Wednesday, June 6, 2012

push comes to shove

On Twitter, last night, Will Wilkinson gleefully celebrated the ascendancy of the Republican party, retweeting your typical reactionaries like Tim Carney as they whooped it up for the old GOP. I read Wilkinson, and I think he means it when he says that he hates movement conservatism, but he clearly works hard to live in their world. He'll advocate a cosmopolitan political philosophy, but his effect is to support movement conservatism. When you spend 90% of your time attacking middle class government workers and their ability to improve their lives, and occasionally drop in a bon mot about how immigrants are people too, your net effect is to support the revanchist Republican party.

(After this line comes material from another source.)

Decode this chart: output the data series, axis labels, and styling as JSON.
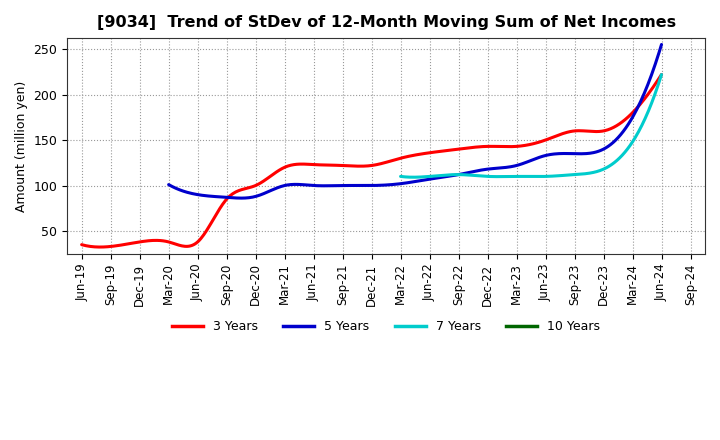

To me, Wilkinson has always seemed like a type: a smart person made stupid by his petty resentment. He's got a fine political mind, but he is so resentful towards his perception of liberals that he ends up celebrating men like Scott Walker.

I expect this sort of thing from, say, Peter Suderman, whose descent into pure movement conservatism hackery comes from a very obvious place: he lost his job, when Culture11 folded, and smartly recognized that he could stay employed forever if he simply embraced straightforward Republican politics. Nor am I surprised by Reihan Salam, who should be taken as any young politico as a symbol for how one develops a reputation in Washington; he's actually an extremist, which a streak of real cruelty within him and an incredible disdain for people who disagree with him. He just expresses that disdain with a smile, and he's friends with the right people, so he has a reputation for equanimity. Look beyond the PR and you'll find someone who looks at his opponents with profound unfairness.

I have one political goal which underwrites all the others: to improve the moral imagination. That means that you expand the sphere of your empathy. You see more and more of yourself in other humans and then can't help but insist on the best for them as you do for yourself. We kill teenagers in Yemen because our country is a failed moral state; Americans have written Muslims (among many others) out of the sphere of our empathy. We ignore the horrible conditions of our homeless and mentally ill because we don't consider them human. And those celebrating the results in Wisconsin do so because they aren't public sector workers, so they don't care about the decline in public sector welfare. Same as it ever was.

I never figured Wilkinson for one who wants to shrink the moral imagination. But every day, he takes it to liberals harder than he takes it to conservatives. Every day, he grinds his personal resentment, his palpable and obvious sense that he's been wronged, by somebody, at some point, and he uses it to support a party that now stands for the most noxious bigotry. When he writes in ways that could be construed as liberal, it's airy, inconsequential, typically relegated to his personal blog. When he attacks liberalism, he does so concretely, and at The Economist. He may not want to live in a Republican world. But his effect on the world is as just another Republican operative.

Update: Emailers really aren't having this one. There's probably wisdom, there.

Update II: See here.

8 comments:

Paul Sherrard said...

"I have one political goal which underwrites all the others: to improve the moral imagination. That means that you expand the sphere of your empathy."

An admirable and beautiful project.

Your choice of words reminds me of this passage from Murakami:

"It's all a question of imagination. Our responsibility begins with the power to imagine. It's just like Yeats said: 'In dreams begin responsibilities.' Flip this around and you could say that where there's no power to imagine, no responsibility can arise. Just like we see with Eichmann."

Jon EP said...

On that whole "i have one political goal... to improve the moral imagination" thing... Not to belabor the point, but didn't you say recently that "I'm not a big fan of raising the level of the discourse." So, well, huh?

Freddie said...

Elevating compassion and being polite are two different things.

Phil Perspective said...

I don't see why you should have apologized. Everything you said was the truth.

Freddie said...

Thanks, Phil.

That Fuzzy Bastard said...

"You see more and more of yourself in other humans and then can't help but insist on the best for them as you do for yourself. We kill teenagers in Yemen because our country is a failed moral state; Americans have written Muslims (among many others) out of the sphere of our empathy. We ignore the horrible conditions of our homeless and mentally ill because we don't consider them human. "

The ability to pivot from the need to expand the moral imagination to the assertion that people whose politics aren't the same as yours are people who don't consider homeless people and Muslims human is... pretty... um... breathtaking.